83. Старикъ суровыйХаронъ, которому Данте въ ст. 109 придаётъ видъ демона съ огненными колёсами вокругъ очей. Мы увидимъ ниже, что Данте многія миѳическія лица древности превратилъ въ бѣсовъ: точно такъ монахи среднихъ вѣковъ поступали съ древними богами. Миѳологическія фигуры имѣютъ въ Поэмѣ Данта большею частію глубокій аллегорическій смыслъ, или служатъ для технической цѣли, придавая пластическую округлённость цѣлому. Впрочемъ, обыкновеніе смѣшивать языческое съ христіанскимъ было въ общемъ ходу въ средневѣковомъ искусствѣ: наружность готическихъ церквей нерѣдко украшалась миѳологическими фигурами. — Харонъ въ Страшномъ Судѣ Микель Анджело написанъ по идеѣ Данта. Амперъ.

87. Тьма, жаръ и хладъ характеризуютъ въ общихъ чертахъ в правильной послѣдовательности три главные отдѣла ада, въ которомъ лёдъ находится на самомъ днѣ (Ада XXXIV).

[27] 93. Данте не лёгкая тѣнь, какъ другія души, а потому тяжесть его тѣла слишкомъ обременила бы лёгкую ладью тѣней.

95—96. Т. е. на небѣ. Этими же самыми словами Виргилій укрощаетъ гнѣвъ Миноса, адскаго судіи (Ада V, 22—24).

97. Пластически-вѣрное изображеніе беззубаго старика, который, когда говоритъ, приводитъ въ сильное движеніе щеки и бороду.

100. Это души прочихъ грѣшниковъ, не принадлежащихъ къ сонму ничтожныхъ и долженствующихъ услышать отъ Миноса приговоръ, сообразно которому они займутъ мѣста въ аду.

102. Слова Харона повергаютъ грѣшниковъ въ ужасъ и отчаяніе. Неподражаемо-страшно представлено ихъ состояніе въ эту рѣшительную минуту.

112. Подражаніе Виргилію, хотя Дантово сравненіе несравненно прекраснѣе:

Quam multa in silvis autumni frigore primo
Lapsa cadunt folia.

[28] 121—123. Это отвѣтъ Виргилія на вопросъ, предложенный ему Дантомъ выше (ст. 72—75).

125—126. Правосудіе, подвигшее Бога создать мѣсто казни, побуждаетъ грѣшниковъ, какъ бы по собственному ихъ желанію, занять уготованную имъ обитель.
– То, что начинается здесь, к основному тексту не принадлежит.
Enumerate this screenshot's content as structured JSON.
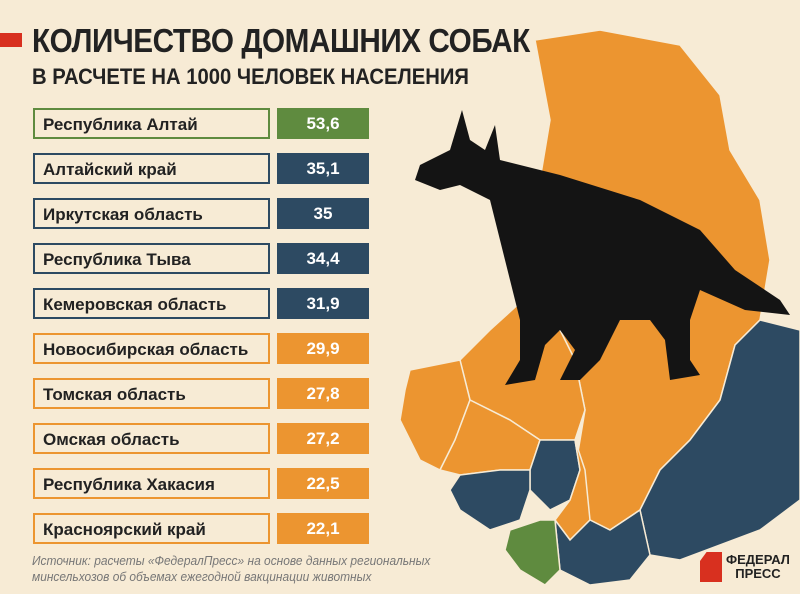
{
  "title": "КОЛИЧЕСТВО ДОМАШНИХ СОБАК",
  "subtitle": "В РАСЧЕТЕ НА 1000 ЧЕЛОВЕК НАСЕЛЕНИЯ",
  "colors": {
    "green": "#5f8b3f",
    "navy": "#2d4a62",
    "orange": "#ec9530",
    "background": "#f7ebd5",
    "accent": "#d8301f"
  },
  "chart_data": {
    "type": "table",
    "title": "КОЛИЧЕСТВО ДОМАШНИХ СОБАК В РАСЧЕТЕ НА 1000 ЧЕЛОВЕК НАСЕЛЕНИЯ",
    "categories": [
      "Республика Алтай",
      "Алтайский край",
      "Иркутская область",
      "Республика Тыва",
      "Кемеровская область",
      "Новосибирская область",
      "Томская область",
      "Омская область",
      "Республика Хакасия",
      "Красноярский край"
    ],
    "labels": [
      "53,6",
      "35,1",
      "35",
      "34,4",
      "31,9",
      "29,9",
      "27,8",
      "27,2",
      "22,5",
      "22,1"
    ],
    "values": [
      53.6,
      35.1,
      35,
      34.4,
      31.9,
      29.9,
      27.8,
      27.2,
      22.5,
      22.1
    ],
    "groups": [
      "green",
      "navy",
      "navy",
      "navy",
      "navy",
      "orange",
      "orange",
      "orange",
      "orange",
      "orange"
    ]
  },
  "source": [
    "Источник: расчеты «ФедералПресс» на основе данных региональных",
    "минсельхозов об объемах ежегодной вакцинации животных"
  ],
  "logo": [
    "ФЕДЕРАЛ",
    "ПРЕСС"
  ]
}
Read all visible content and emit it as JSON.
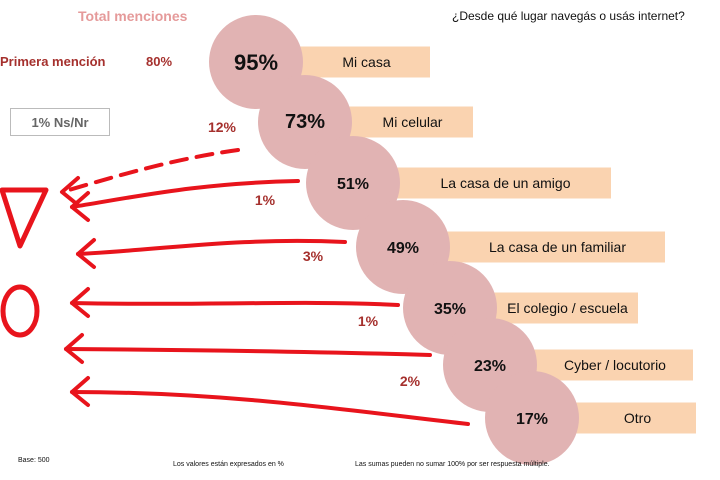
{
  "header": {
    "title": "Total menciones",
    "question": "¿Desde qué lugar navegás o usás internet?",
    "first_mention_label": "Primera mención",
    "first_mention_value": "80%",
    "ns_nr": "1% Ns/Nr"
  },
  "chart_data": {
    "type": "bar",
    "title": "Total menciones",
    "categories": [
      "Mi casa",
      "Mi celular",
      "La casa de un amigo",
      "La casa de un familiar",
      "El colegio / escuela",
      "Cyber / locutorio",
      "Otro"
    ],
    "values": [
      95,
      73,
      51,
      49,
      35,
      23,
      17
    ],
    "value_labels": [
      "95%",
      "73%",
      "51%",
      "49%",
      "35%",
      "23%",
      "17%"
    ],
    "secondary_labels": [
      "12%",
      "1%",
      "3%",
      "1%",
      "2%"
    ],
    "colors": {
      "circle": "#E1B3B3",
      "bar": "#FAD3B0",
      "secondary_text": "#A5302D",
      "annotation": "#E8141C"
    }
  },
  "footer": {
    "base": "Base: 500",
    "values_note": "Los valores están expresados en %",
    "sum_note": "Las sumas pueden no sumar 100% por ser respuesta múltiple."
  }
}
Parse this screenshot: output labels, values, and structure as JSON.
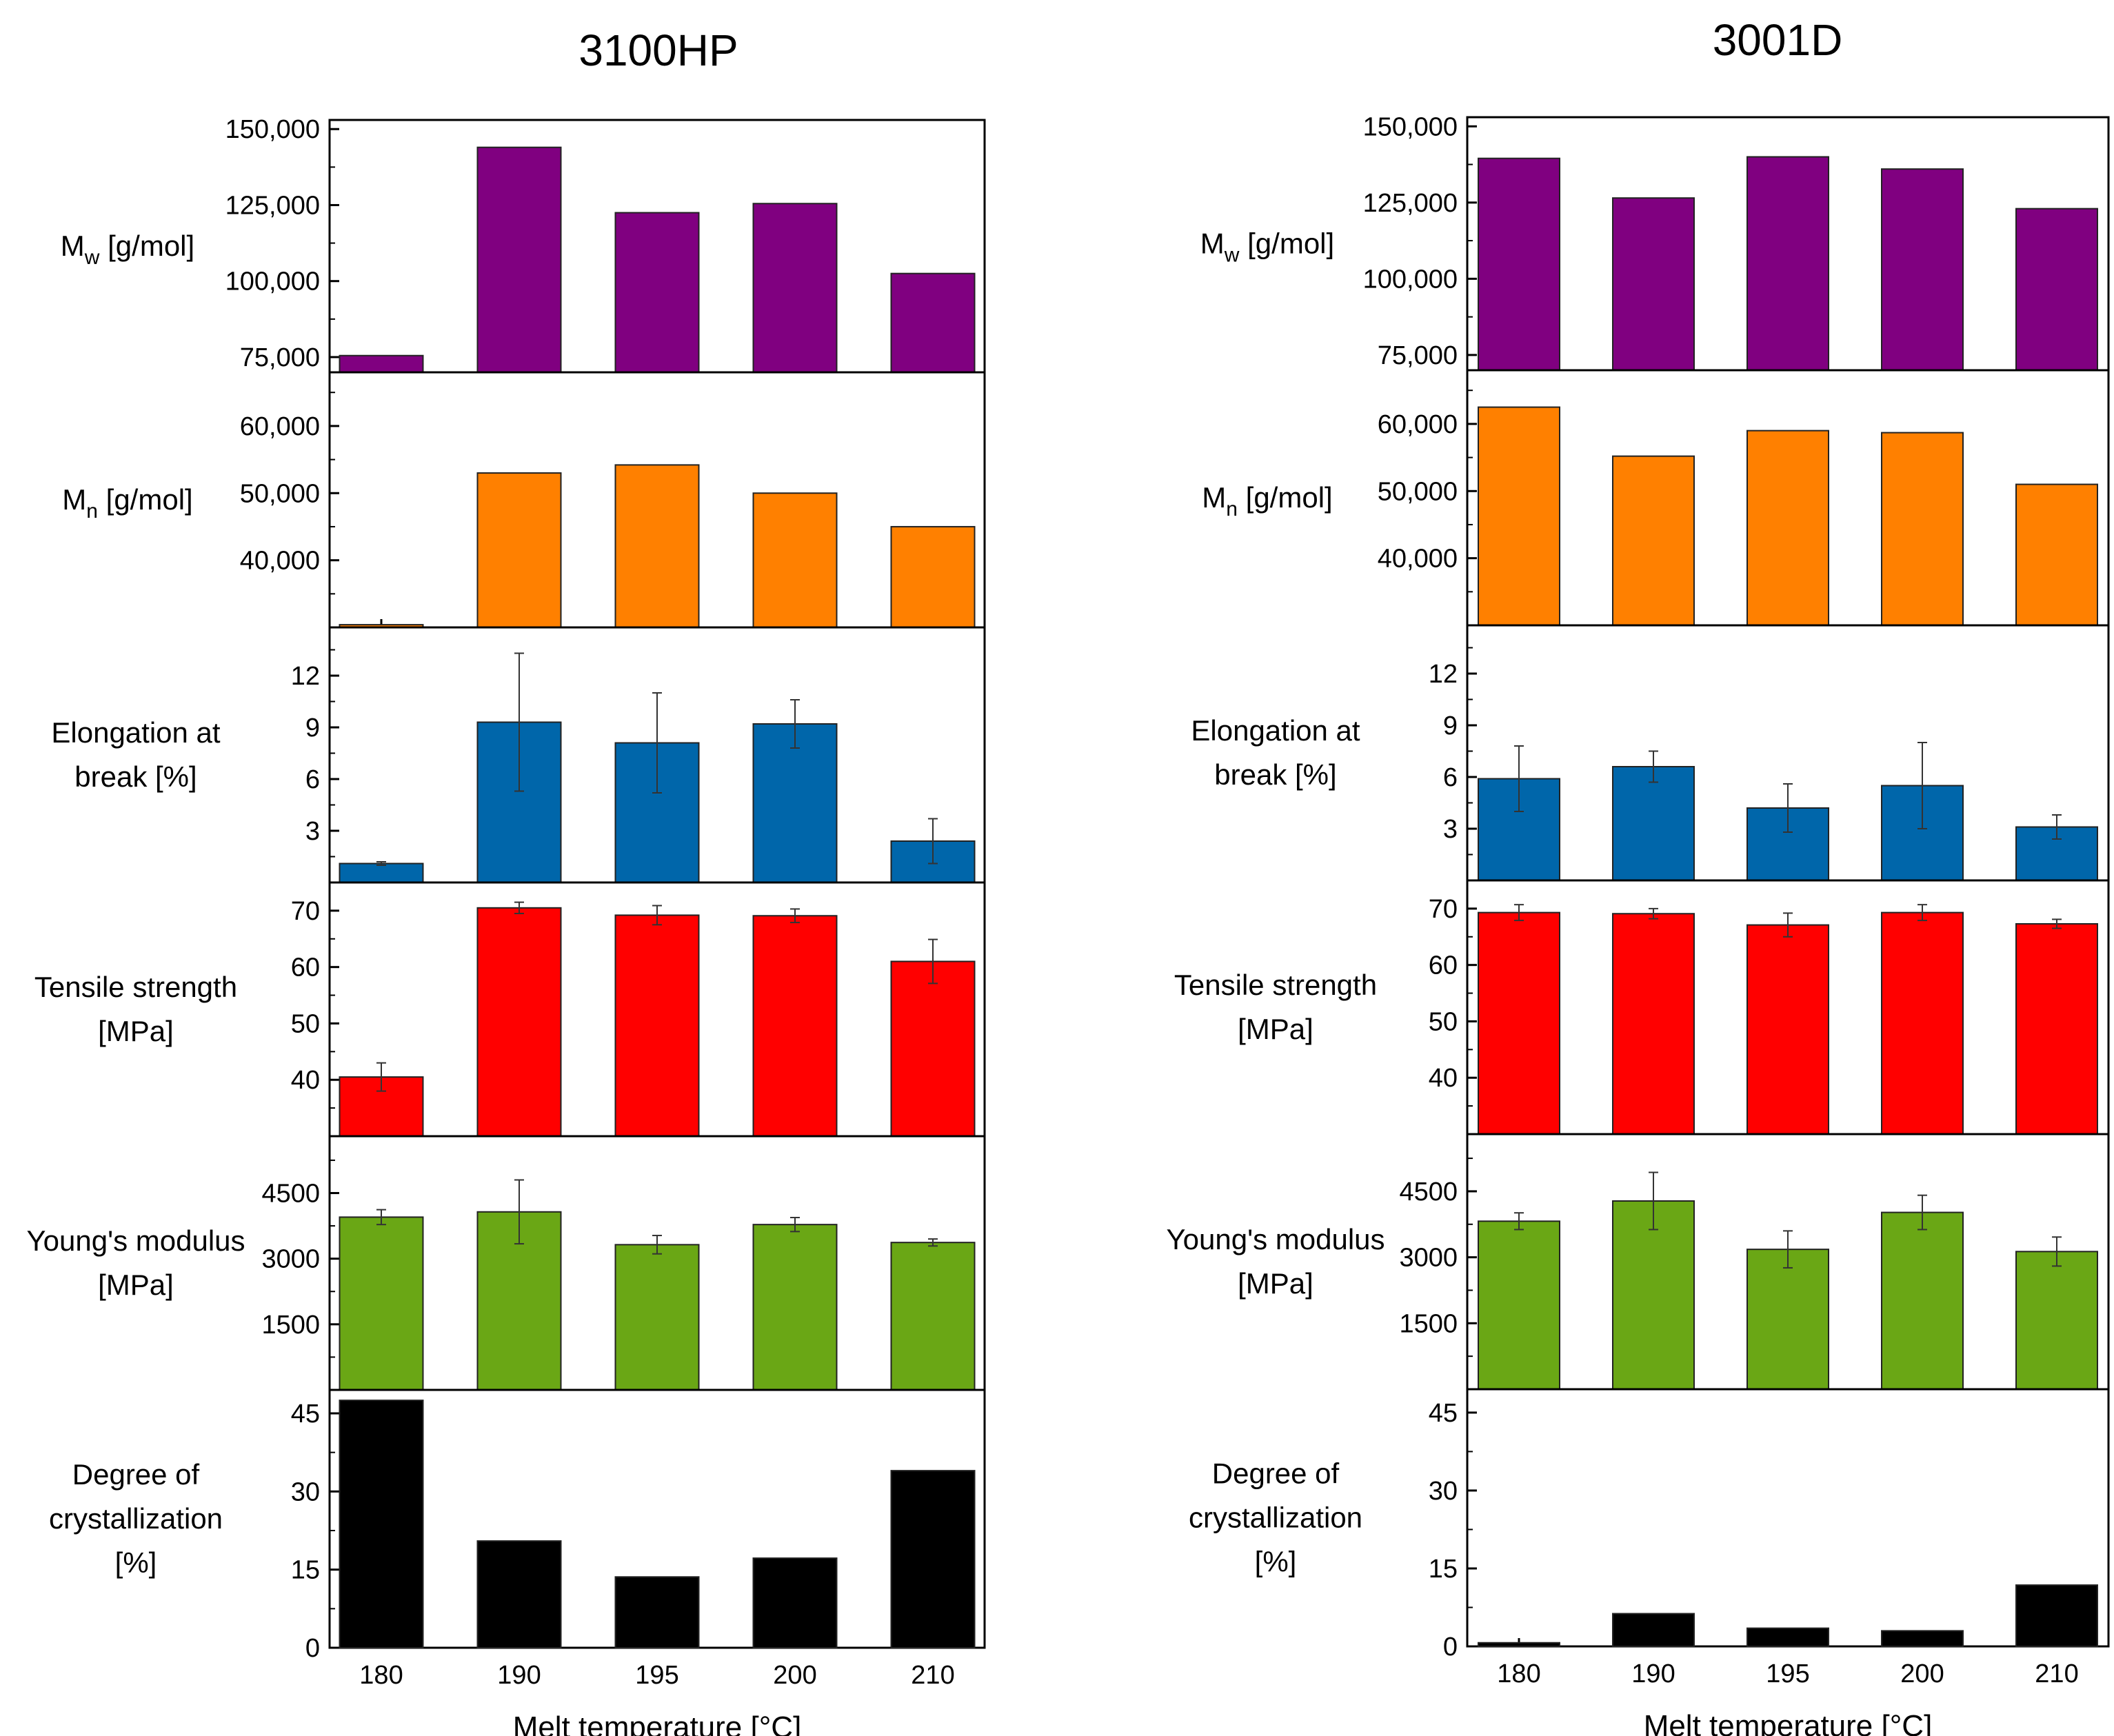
{
  "figure": {
    "xlabel": "Melt temperature [°C]",
    "colors": {
      "mw": "#800080",
      "mn": "#FF8000",
      "elongation": "#0066AA",
      "tensile": "#FF0000",
      "youngs": "#6AA715",
      "crystallization": "#000000"
    }
  },
  "chart_data": [
    {
      "type": "bar",
      "title": "3100HP",
      "xlabel": "Melt temperature [°C]",
      "categories": [
        "180",
        "190",
        "195",
        "200",
        "210"
      ],
      "panels": [
        {
          "key": "mw",
          "ylabel": "M_w [g/mol]",
          "ylim": [
            70000,
            153000
          ],
          "ticks": [
            75000,
            100000,
            125000,
            150000
          ],
          "tick_labels": [
            "75,000",
            "100,000",
            "125,000",
            "150,000"
          ],
          "values": [
            75500,
            144000,
            122500,
            125500,
            102500
          ]
        },
        {
          "key": "mn",
          "ylabel": "M_n [g/mol]",
          "ylim": [
            30000,
            68000
          ],
          "ticks": [
            40000,
            50000,
            60000
          ],
          "tick_labels": [
            "40,000",
            "50,000",
            "60,000"
          ],
          "values": [
            30400,
            53000,
            54200,
            50000,
            45000
          ]
        },
        {
          "key": "elongation",
          "ylabel": "Elongation at break [%]",
          "ylim": [
            0,
            14.8
          ],
          "ticks": [
            3,
            6,
            9,
            12
          ],
          "tick_labels": [
            "3",
            "6",
            "9",
            "12"
          ],
          "values": [
            1.1,
            9.3,
            8.1,
            9.2,
            2.4
          ],
          "errors": [
            0.1,
            4.0,
            2.9,
            1.4,
            1.3
          ]
        },
        {
          "key": "tensile",
          "ylabel": "Tensile strength [MPa]",
          "ylim": [
            30,
            75
          ],
          "ticks": [
            40,
            50,
            60,
            70
          ],
          "tick_labels": [
            "40",
            "50",
            "60",
            "70"
          ],
          "values": [
            40.5,
            70.5,
            69.2,
            69.1,
            61.0
          ],
          "errors": [
            2.5,
            1.0,
            1.7,
            1.2,
            3.9
          ]
        },
        {
          "key": "youngs",
          "ylabel": "Young's modulus [MPa]",
          "ylim": [
            0,
            5800
          ],
          "ticks": [
            1500,
            3000,
            4500
          ],
          "tick_labels": [
            "1500",
            "3000",
            "4500"
          ],
          "values": [
            3950,
            4070,
            3320,
            3780,
            3370
          ],
          "errors": [
            170,
            730,
            210,
            160,
            80
          ]
        },
        {
          "key": "crystallization",
          "ylabel": "Degree of crystallization [%]",
          "ylim": [
            0,
            49.5
          ],
          "ticks": [
            0,
            15,
            30,
            45
          ],
          "tick_labels": [
            "0",
            "15",
            "30",
            "45"
          ],
          "values": [
            47.5,
            20.5,
            13.6,
            17.2,
            34.0
          ]
        }
      ]
    },
    {
      "type": "bar",
      "title": "3001D",
      "xlabel": "Melt temperature [°C]",
      "categories": [
        "180",
        "190",
        "195",
        "200",
        "210"
      ],
      "panels": [
        {
          "key": "mw",
          "ylabel": "M_w [g/mol]",
          "ylim": [
            70000,
            153000
          ],
          "ticks": [
            75000,
            100000,
            125000,
            150000
          ],
          "tick_labels": [
            "75,000",
            "100,000",
            "125,000",
            "150,000"
          ],
          "values": [
            139500,
            126500,
            140000,
            136000,
            123000
          ]
        },
        {
          "key": "mn",
          "ylabel": "M_n [g/mol]",
          "ylim": [
            30000,
            68000
          ],
          "ticks": [
            40000,
            50000,
            60000
          ],
          "tick_labels": [
            "40,000",
            "50,000",
            "60,000"
          ],
          "values": [
            62500,
            55200,
            59000,
            58700,
            51000
          ]
        },
        {
          "key": "elongation",
          "ylabel": "Elongation at break [%]",
          "ylim": [
            0,
            14.8
          ],
          "ticks": [
            3,
            6,
            9,
            12
          ],
          "tick_labels": [
            "3",
            "6",
            "9",
            "12"
          ],
          "values": [
            5.9,
            6.6,
            4.2,
            5.5,
            3.1
          ],
          "errors": [
            1.9,
            0.9,
            1.4,
            2.5,
            0.7
          ]
        },
        {
          "key": "tensile",
          "ylabel": "Tensile strength [MPa]",
          "ylim": [
            30,
            75
          ],
          "ticks": [
            40,
            50,
            60,
            70
          ],
          "tick_labels": [
            "40",
            "50",
            "60",
            "70"
          ],
          "values": [
            69.3,
            69.1,
            67.1,
            69.3,
            67.3
          ],
          "errors": [
            1.4,
            0.9,
            2.1,
            1.4,
            0.8
          ]
        },
        {
          "key": "youngs",
          "ylabel": "Young's modulus [MPa]",
          "ylim": [
            0,
            5800
          ],
          "ticks": [
            1500,
            3000,
            4500
          ],
          "tick_labels": [
            "1500",
            "3000",
            "4500"
          ],
          "values": [
            3820,
            4280,
            3180,
            4020,
            3130
          ],
          "errors": [
            190,
            650,
            420,
            390,
            330
          ]
        },
        {
          "key": "crystallization",
          "ylabel": "Degree of crystallization [%]",
          "ylim": [
            0,
            49.5
          ],
          "ticks": [
            0,
            15,
            30,
            45
          ],
          "tick_labels": [
            "0",
            "15",
            "30",
            "45"
          ],
          "values": [
            0.7,
            6.3,
            3.5,
            3.0,
            11.8
          ]
        }
      ]
    }
  ]
}
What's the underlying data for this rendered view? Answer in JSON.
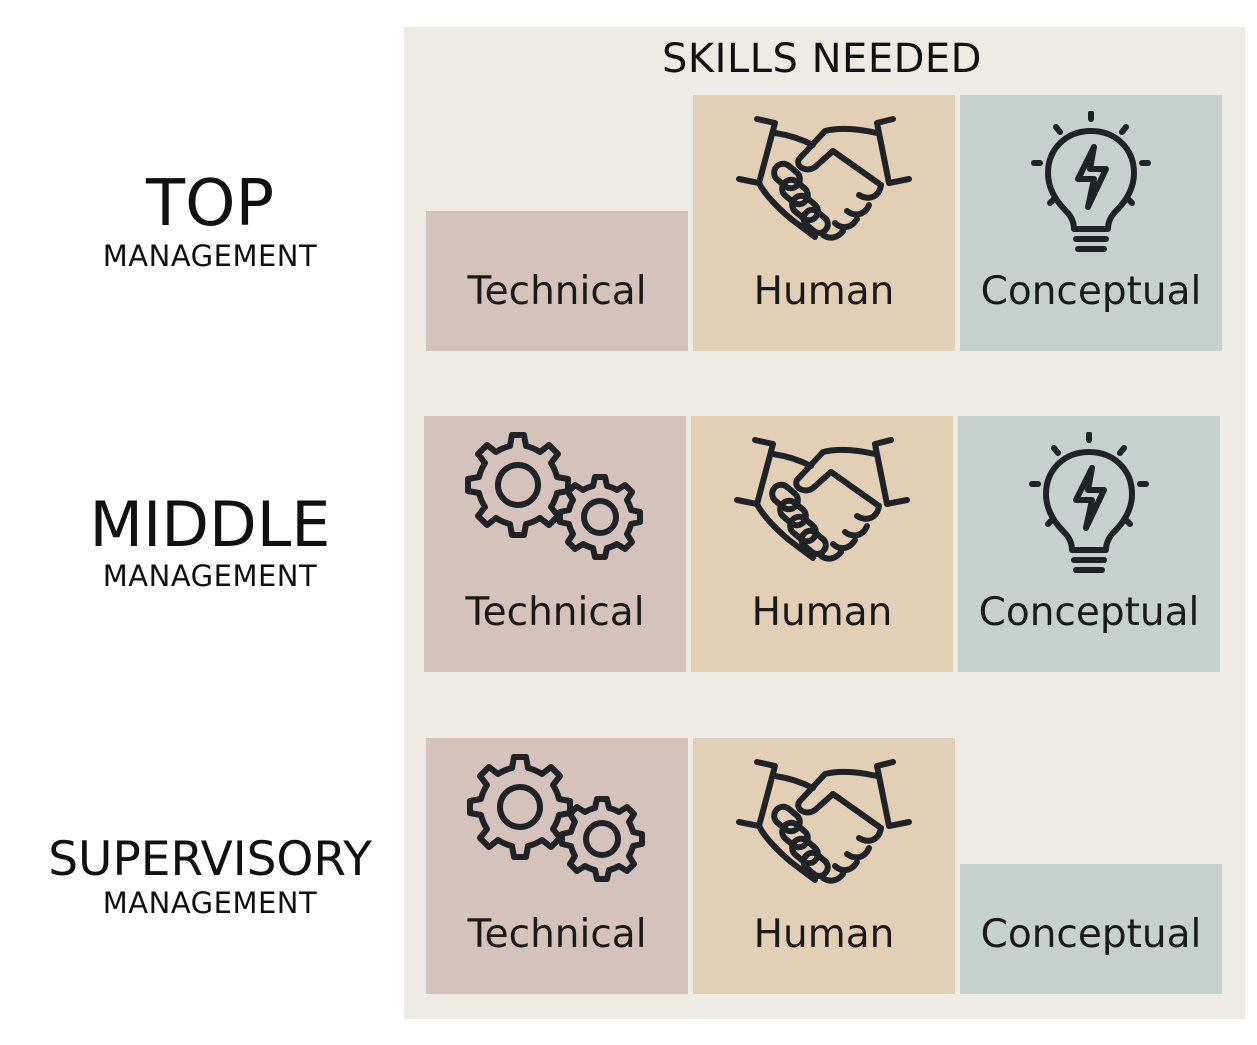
{
  "title": "SKILLS NEEDED",
  "colors": {
    "panel": "#eeebe5",
    "technical": "#d5c3bb",
    "human": "#e3cfb5",
    "conceptual": "#c6d0cd",
    "icon": "#1f2328"
  },
  "levels": [
    {
      "name": "TOP",
      "sub": "MANAGEMENT",
      "cells": [
        {
          "label": "Technical",
          "icon": "none"
        },
        {
          "label": "Human",
          "icon": "handshake-icon"
        },
        {
          "label": "Conceptual",
          "icon": "lightbulb-icon"
        }
      ]
    },
    {
      "name": "MIDDLE",
      "sub": "MANAGEMENT",
      "cells": [
        {
          "label": "Technical",
          "icon": "gears-icon"
        },
        {
          "label": "Human",
          "icon": "handshake-icon"
        },
        {
          "label": "Conceptual",
          "icon": "lightbulb-icon"
        }
      ]
    },
    {
      "name": "SUPERVISORY",
      "sub": "MANAGEMENT",
      "cells": [
        {
          "label": "Technical",
          "icon": "gears-icon"
        },
        {
          "label": "Human",
          "icon": "handshake-icon"
        },
        {
          "label": "Conceptual",
          "icon": "none"
        }
      ]
    }
  ]
}
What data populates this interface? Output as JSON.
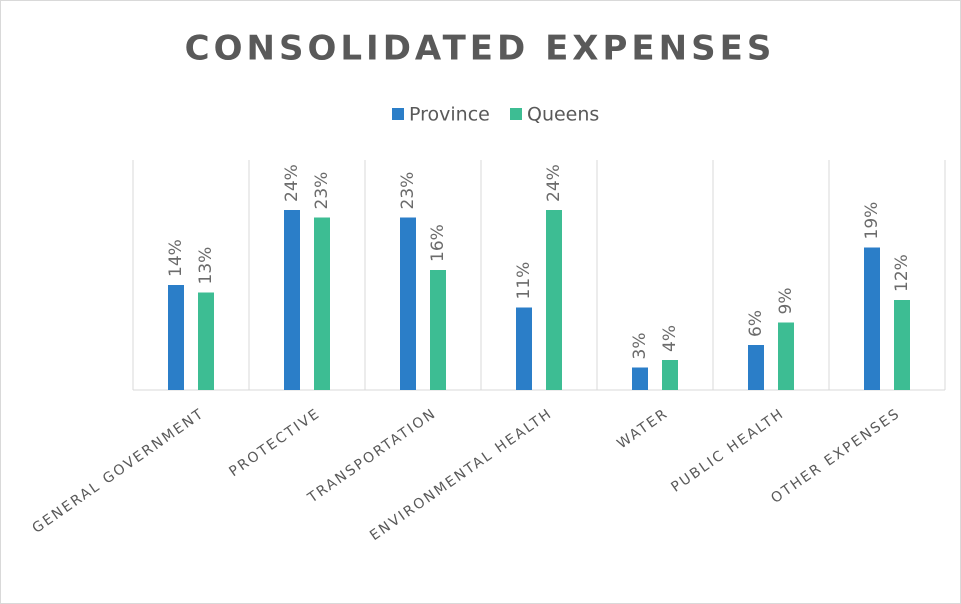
{
  "chart_data": {
    "type": "bar",
    "title": "CONSOLIDATED EXPENSES",
    "categories": [
      "GENERAL GOVERNMENT",
      "PROTECTIVE",
      "TRANSPORTATION",
      "ENVIRONMENTAL HEALTH",
      "WATER",
      "PUBLIC HEALTH",
      "OTHER EXPENSES"
    ],
    "series": [
      {
        "name": "Province",
        "color": "#2b7ec8",
        "values": [
          14,
          24,
          23,
          11,
          3,
          6,
          19
        ],
        "value_labels": [
          "14%",
          "24%",
          "23%",
          "11%",
          "3%",
          "6%",
          "19%"
        ]
      },
      {
        "name": "Queens",
        "color": "#3dbd93",
        "values": [
          13,
          23,
          16,
          24,
          4,
          9,
          12
        ],
        "value_labels": [
          "13%",
          "23%",
          "16%",
          "24%",
          "4%",
          "9%",
          "12%"
        ]
      }
    ],
    "legend": "top"
  }
}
136. Свою переправу черезъ Ахеронъ Данте покрылъ непроницаемою тайной. Поэтъ погружается въ сонъ, во время котораго чудеснымъ образомъ переносится на другой берегъ, точно такъ, какъ въ первой пѣсни (Ада I, 10—12) онъ въ глубокомъ снѣ входитъ въ тёмный лѣсъ. Въ такомъ же мистическомъ снѣ возносится онъ къ вратамъ чистилища (Чист. IX, 19 и дал.). Онъ засыпаетъ также передъ вступленіемъ въ земной рай (Чистил. XXVII, 91 и д.).